Gateway Program To Battle Opioid Abuse

Tuesday, November 7, 2017
 

In her 38 years as a professional on the front lines of drug-addiction education, prevention and treatment, Gateway Community College social-services professor Cher Shannon has seen it all. As coordinator of Gateway’s Drug & Alcohol Recovery Counselor (DARC) program, Shannon oversees the training of professionals who seek to help those most at risk for abusing dangerous drugs — and to help prevent or treat what has become an epidemic of drug overdoses.  

But Shannon has never seen the drug crisis spiral to the dangerous levels of 2017, when the abuse of opiates such as heroin, fentanyl and prescription drugs has become endemic — and increasingly fatal — in Connecticut and beyond. According to 2016 figures from the state medical examiner’s office, 917 people died of drug overdoses in Connecticut last year — an average of nearly three a day.   

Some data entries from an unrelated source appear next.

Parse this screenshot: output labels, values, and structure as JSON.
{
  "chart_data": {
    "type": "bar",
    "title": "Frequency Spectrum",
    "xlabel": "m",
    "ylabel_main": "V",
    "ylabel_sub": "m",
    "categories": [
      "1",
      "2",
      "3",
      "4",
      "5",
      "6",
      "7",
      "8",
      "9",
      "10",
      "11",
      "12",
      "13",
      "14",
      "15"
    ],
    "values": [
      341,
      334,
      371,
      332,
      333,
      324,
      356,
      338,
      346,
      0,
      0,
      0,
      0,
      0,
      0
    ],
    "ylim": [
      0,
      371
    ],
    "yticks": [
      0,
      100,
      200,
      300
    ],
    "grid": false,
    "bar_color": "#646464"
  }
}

But today Shannon is optimistic about the prospects for progress in the war against drug addiction. A new $10,000 grant from the Connecticut Healthy Campus Initiative will help Gateway combat the opioid and prescription-drug epidemic plaguing New Haven, the state and beyond. The grant, which runs through April 30, 2018, will help to fund a Campus Opioid Education & Awareness Program. The money comes from the Connecticut Center for Prevention, Wellness & Recovery.  

The new grant will help to fund the creation and distribution of printed materials intended to raise awareness of the dangers of addiction and resources available to those seeking help, as well as educational programs on addiction and recovery for members of the Gateway campus community. It will also help to provide training to GCC security personnel and faculty staff in overdose prevention and the use of naloxone (trade name Narcan), a potentially life-saving medication used in opioid overdoses.  

All are essential weapons in addressing the most pressing public-health concern of our time. “Heroin, opioids and prescription drugs have always been around,” said Shannon. But now their abuse has assumed dimensions never before seen — and spread throughout all strata of society. “Now we’re seeing [the crisis] in terms of deaths.”  

And it’s a crisis that hits home for members of the Gateway community. Of the more than 900 overdose deaths recorded in Connecticut last year, 133 fatalities were reported in greater New Haven and 44 in the city proper. But now suburban communities, once viewed as safe havens from the ravages of drug overdoses, have increasingly become a prime battleground in the addiction battle, noted Shannon, who lives in Newtown. For many years that battle raged in the shadows. No longer.  

At a September recovery fair hosted by Gateway, “We had at least 44 people requesting prescriptions” for Narcan, Shannon recalled. “That day we started hearing stories — ‘My boyfriend overdosed,’ ‘My friend overdosed,’ ‘We called 911’…That started to open the conversation,” she said. “Our plan is to open it more.  

 “We keep doing more and more — more education, more awareness — and yet the deaths continue to increase,” explained Shannon. Now, by making available much-needed addiction education and treatment resources to members of the Gateway community, Shannon hopes to put a dent in a public-health crisis that threatens to engulf individuals and families in all communities.  

“We need people to understand that addiction is not a moral issue,” said Shannon. “It is a chronic, progressive, relapsing brain disease. Just taking away the drug doesn’t address the disease.” But education and prevention may help to slow the disease’s spread throughout the population and allay its terrible toll.